Джаммария далеко не одинок в своем предположении. Еще в 1940ом году вышла работа Карла Густава Юнга «О Вотане», где он рассматривал безумие захлестнувшее Германию как резкую активацию архетипа Вотана. Германская мифология в основе своей это мифология трагической обреченности – все стремиться к последней битве в которой Ассы – то есть немецкий пантеон обречен на поражение.
С другой стороны, позитивным действием архетипов можно рассмотреть пример духовного подъема и сексуальной революции 60х которую и противники и сторонники рассматривали как пробуждение Диониса. Показательно, что в одной из книг известного этического консерватора и атеиста, есть противопоставление Дионисизма Вудстока и людей собравшихся видеть полет космического корабля «Аполлон». Очевидно, что автор – сознательно отрицает каких либо богов или архетипов, но сама реальность устроена так, что именно этот образно-символический ряд наиболее точно передает суть социо-культурных процессов. Сам язык восстает против плосткостных объяснений и заставляет аппелировать к архетипу или к божеству.
В зависимости от предпочтений мы можем говорить о «божествах» или «архетипах объективного психического» — это абсолютно неважно.

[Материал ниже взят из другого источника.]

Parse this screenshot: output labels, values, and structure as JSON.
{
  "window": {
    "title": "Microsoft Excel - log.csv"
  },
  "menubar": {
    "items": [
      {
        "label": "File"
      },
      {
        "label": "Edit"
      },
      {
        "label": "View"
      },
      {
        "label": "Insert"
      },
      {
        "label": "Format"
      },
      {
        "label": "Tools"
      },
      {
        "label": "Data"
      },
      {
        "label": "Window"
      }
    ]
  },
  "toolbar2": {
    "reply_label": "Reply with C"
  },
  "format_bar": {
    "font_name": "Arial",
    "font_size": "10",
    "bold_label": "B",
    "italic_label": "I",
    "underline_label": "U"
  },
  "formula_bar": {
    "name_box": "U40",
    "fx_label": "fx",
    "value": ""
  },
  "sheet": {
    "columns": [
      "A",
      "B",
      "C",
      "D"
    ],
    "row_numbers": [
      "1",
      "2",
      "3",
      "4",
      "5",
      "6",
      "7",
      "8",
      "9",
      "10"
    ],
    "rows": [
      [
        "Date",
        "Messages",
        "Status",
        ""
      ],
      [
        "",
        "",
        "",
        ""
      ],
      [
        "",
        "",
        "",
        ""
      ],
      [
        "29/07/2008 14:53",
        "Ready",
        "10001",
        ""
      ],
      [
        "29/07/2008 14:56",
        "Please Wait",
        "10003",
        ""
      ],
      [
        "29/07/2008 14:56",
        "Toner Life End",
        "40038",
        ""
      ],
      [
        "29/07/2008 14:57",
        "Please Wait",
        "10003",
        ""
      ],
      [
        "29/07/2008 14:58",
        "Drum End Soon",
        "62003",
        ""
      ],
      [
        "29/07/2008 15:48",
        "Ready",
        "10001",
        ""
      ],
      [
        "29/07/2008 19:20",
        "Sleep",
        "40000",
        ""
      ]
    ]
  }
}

Кстати в этом механизме – психологическое объяснение популярности так называемых «теорий заговора». Понятая буквально – теория заговора это бред и паранойя, но как учил Юнг любая бредовая идея – это лишь ошибочно понятая буквально символическая информация. Справедливо будет рассмотреть «миф о заговоре» как метафору «принадлежности к одному архетипу».
Я думаю что вы без труда можете узнавать и проникаться симпатией к людям с близкими вам руководящими архетипами. Каждый из нас имеет набор неких «аксиом» которые аксиоматичны для нас лишь потому, что мы находимся в поле конкретного архетипа и враждебны другому архетипу. И наоборот – мы еще не знаем человека, но по нескольким словам – чувствуем отторжение, антипатию, беспокойство. Ничего личного – но на уровне архетипов которые ведут нас сразу намечается различие.

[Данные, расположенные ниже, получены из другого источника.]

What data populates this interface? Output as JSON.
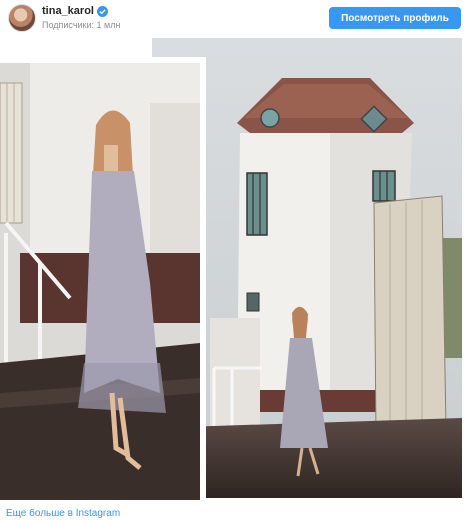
{
  "header": {
    "username": "tina_karol",
    "subscribers": "Подписчики: 1 млн",
    "view_profile_label": "Посмотреть профиль"
  },
  "footer": {
    "more_link": "Еще больше в Instagram"
  },
  "icons": {
    "verified": "verified-badge-icon"
  },
  "colors": {
    "accent": "#3897f0",
    "username": "#262626",
    "muted": "#8e8e8e"
  }
}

Более того – когда определенный архетип поднимается на поверхность, чужие или даже враждебные друг другу до этого люди, вдруг начинают чудесным образом консолидироваться вокруг этого архетипа.
Когда архетип или божество пробуждается – мгновенно происходит консолидация. Наблюдающему эту иррациональную консолидацию со стороны, может показаться что за ней действует объективная сила, заговор, игра некоего тайного общества. Эта иллюзия возникает потому, что сила которая ответственно за такого рода консолидации действительно есть – вот только действует она не на физическом а на психологическом, или если угодно психоидном уровне.
Итак, нашей задачей является детально установить те архетипы которые стоят за либертарианской идеологией.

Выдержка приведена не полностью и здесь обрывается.